墓参りを終えたあと、彼女は眼下に広がる海を見つめた。もう、あまり見られないかもしれない風景を目に焼き付けるように。
「ずいぶんと黄昏れてるじゃないか」
彼女に声をかけたのは兄だった。桶を右手に提げ、左手の柄杓をぷらぷら揺らしている。頭上ではニイニイゼミが慎ましく鳴いていた。
「そんな風に見えるか?」
「見えるよ。感情って結構顔に出るからね」
「……そうか」
兄が適当なことを言っているのはわかっていたが、彼女は反論しない。かすかに漂ってくる潮の香りを味わうことに集中していたからだ。
「あとで海見に行く?」
「いや、近くには寄りたくない」
彼女は眉をひそめる。昔、ころころした子どもだった彼女は一度波にさらわれかけたことがあった。あれ以来、浜には近づかないようにしていた。海は遠目に眺めるだけで十分だ。
「もう海、見れないかもしれないよ」
「東京にも海はある」
「あの海とこの海は別じゃない?」
「海は海だろ」
遠く離れた父母が、兄と彼女を呼んだ。二人は無言で丘を降り、祖父母の家への道を歩む。木陰があるとはいえ、日差しは強い。彼女は借りた麦わら帽子を両手で摑み、落ちている枝を蹴った。兄がさらに遠くへ蹴る。顔を上げた彼女はにやりと笑い、枝まで走って蹴り飛ばした。
「あ」
勢いよく車道に出た枝は、通りかかった軽トラックによって潰されてしまった。兄と彼女は思わず顔を見合わせ、どちらからともなく笑い出した。夕日に照らされた影が細く伸びていた。

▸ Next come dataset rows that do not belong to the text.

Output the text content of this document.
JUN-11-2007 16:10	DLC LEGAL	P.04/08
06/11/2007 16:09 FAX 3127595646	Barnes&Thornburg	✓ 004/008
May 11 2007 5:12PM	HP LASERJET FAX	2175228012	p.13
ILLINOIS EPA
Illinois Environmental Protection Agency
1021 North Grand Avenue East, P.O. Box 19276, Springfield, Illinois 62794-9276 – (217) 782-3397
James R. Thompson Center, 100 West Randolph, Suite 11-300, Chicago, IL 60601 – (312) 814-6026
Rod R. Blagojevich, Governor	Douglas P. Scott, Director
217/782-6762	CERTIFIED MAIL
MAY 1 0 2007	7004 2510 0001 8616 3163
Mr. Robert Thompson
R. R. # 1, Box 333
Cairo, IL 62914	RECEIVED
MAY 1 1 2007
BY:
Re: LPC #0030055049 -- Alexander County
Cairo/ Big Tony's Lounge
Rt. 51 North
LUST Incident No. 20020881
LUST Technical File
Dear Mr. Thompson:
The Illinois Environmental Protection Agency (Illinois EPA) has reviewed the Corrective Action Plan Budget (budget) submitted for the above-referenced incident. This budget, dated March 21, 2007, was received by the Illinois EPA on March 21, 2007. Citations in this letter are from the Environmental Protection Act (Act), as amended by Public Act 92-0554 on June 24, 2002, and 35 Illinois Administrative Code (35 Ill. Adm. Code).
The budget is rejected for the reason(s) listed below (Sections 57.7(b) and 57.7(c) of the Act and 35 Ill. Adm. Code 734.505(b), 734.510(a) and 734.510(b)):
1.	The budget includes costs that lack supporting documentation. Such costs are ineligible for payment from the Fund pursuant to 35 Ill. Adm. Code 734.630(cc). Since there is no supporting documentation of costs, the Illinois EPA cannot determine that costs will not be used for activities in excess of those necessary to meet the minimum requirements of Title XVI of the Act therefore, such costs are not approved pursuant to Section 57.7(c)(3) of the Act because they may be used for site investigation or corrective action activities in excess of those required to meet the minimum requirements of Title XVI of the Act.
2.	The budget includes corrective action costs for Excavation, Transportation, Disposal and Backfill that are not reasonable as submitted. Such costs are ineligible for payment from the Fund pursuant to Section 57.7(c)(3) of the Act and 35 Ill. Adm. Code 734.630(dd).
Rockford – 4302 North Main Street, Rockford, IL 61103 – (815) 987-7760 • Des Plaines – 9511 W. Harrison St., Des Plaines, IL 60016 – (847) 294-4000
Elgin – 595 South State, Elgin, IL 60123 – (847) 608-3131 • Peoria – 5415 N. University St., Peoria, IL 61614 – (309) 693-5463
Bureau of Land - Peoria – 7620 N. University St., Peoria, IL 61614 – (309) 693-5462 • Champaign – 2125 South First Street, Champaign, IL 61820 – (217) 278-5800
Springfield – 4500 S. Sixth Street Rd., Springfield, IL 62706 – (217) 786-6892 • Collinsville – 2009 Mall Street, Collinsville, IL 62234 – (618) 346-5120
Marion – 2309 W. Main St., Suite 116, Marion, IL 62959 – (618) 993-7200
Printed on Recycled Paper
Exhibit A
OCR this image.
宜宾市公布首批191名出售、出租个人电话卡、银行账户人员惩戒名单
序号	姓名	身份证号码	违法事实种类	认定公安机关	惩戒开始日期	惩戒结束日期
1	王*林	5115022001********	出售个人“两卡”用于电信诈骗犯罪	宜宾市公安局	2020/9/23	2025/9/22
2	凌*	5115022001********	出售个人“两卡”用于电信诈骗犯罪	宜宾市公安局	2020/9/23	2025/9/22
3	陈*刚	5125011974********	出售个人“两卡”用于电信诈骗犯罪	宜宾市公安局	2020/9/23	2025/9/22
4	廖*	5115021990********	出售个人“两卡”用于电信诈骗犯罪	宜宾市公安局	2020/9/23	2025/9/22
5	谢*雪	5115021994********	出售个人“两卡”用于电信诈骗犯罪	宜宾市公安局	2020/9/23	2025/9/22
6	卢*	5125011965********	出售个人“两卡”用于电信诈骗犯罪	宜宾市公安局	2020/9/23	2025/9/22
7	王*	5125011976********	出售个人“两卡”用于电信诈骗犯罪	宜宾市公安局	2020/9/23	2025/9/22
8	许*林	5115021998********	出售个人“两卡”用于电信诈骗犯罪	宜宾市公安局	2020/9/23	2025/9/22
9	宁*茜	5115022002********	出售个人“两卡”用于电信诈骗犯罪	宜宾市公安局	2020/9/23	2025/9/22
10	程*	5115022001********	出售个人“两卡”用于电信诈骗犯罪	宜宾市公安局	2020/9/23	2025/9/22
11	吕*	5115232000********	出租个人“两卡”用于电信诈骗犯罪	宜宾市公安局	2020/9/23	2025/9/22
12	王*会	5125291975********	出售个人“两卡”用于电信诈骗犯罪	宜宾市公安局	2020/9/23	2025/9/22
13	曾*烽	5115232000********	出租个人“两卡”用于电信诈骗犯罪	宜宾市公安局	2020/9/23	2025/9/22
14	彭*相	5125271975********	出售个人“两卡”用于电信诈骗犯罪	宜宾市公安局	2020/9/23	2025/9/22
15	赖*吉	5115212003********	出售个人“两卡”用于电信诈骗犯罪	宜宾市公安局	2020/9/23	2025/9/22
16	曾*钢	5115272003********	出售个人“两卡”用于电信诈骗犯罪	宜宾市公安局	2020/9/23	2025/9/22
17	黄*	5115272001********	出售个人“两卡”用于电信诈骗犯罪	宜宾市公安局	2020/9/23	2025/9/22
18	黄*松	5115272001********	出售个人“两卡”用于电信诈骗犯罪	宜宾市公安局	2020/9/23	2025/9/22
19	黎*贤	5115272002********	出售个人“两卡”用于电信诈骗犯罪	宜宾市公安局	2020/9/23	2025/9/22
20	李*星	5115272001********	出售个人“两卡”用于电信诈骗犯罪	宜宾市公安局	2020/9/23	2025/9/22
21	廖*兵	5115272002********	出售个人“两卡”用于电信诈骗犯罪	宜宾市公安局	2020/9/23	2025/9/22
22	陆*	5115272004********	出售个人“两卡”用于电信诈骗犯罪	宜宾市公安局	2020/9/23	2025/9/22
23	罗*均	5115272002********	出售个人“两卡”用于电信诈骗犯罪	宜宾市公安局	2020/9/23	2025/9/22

祖父母の家に帰ると、夕食が用意されていた。ツナとトマトのそうめんだ。彼女はう、と声を漏らした。彼女は大のトマト嫌いだった。父も母も無言で、彼女を見つめている。
今朝もいだんだ、と祖父が自慢気に言った。
兄が声をかけようとしたとき、彼女は箸を動かした。8等分されたトマトをぱくりと口に入れる。しばらく口を動かしていたが、そのままごくりと飲み込んだ。
「……うまい」
「そうだろうそうだろう! たくさん食べな」
彼女がトマトを食べた。18年の間、かたくなに避けてきたあのトマトを。家族全員が信じられないという顔で彼女を見つめる。
「何かついてるか?」
「急にどうしたの、食べれるなら言っておいてちょうだい」
「あんなに母さんを困らせてたのになあ」
口々に言われている間も、彼女はもくもくとそうめんを咀嚼する。
「東京に行くんだろう? 好き嫌いがなくなってよかったじゃない」祖母がにこにこと嬉しそうに言う。「向こうでもたくさん食べるんだよ」
彼女はこくりと小さく頷き、最後の一口を食べ終えた。帰り際、たくさんのトマトが入った袋をもらったのは言うまでもない。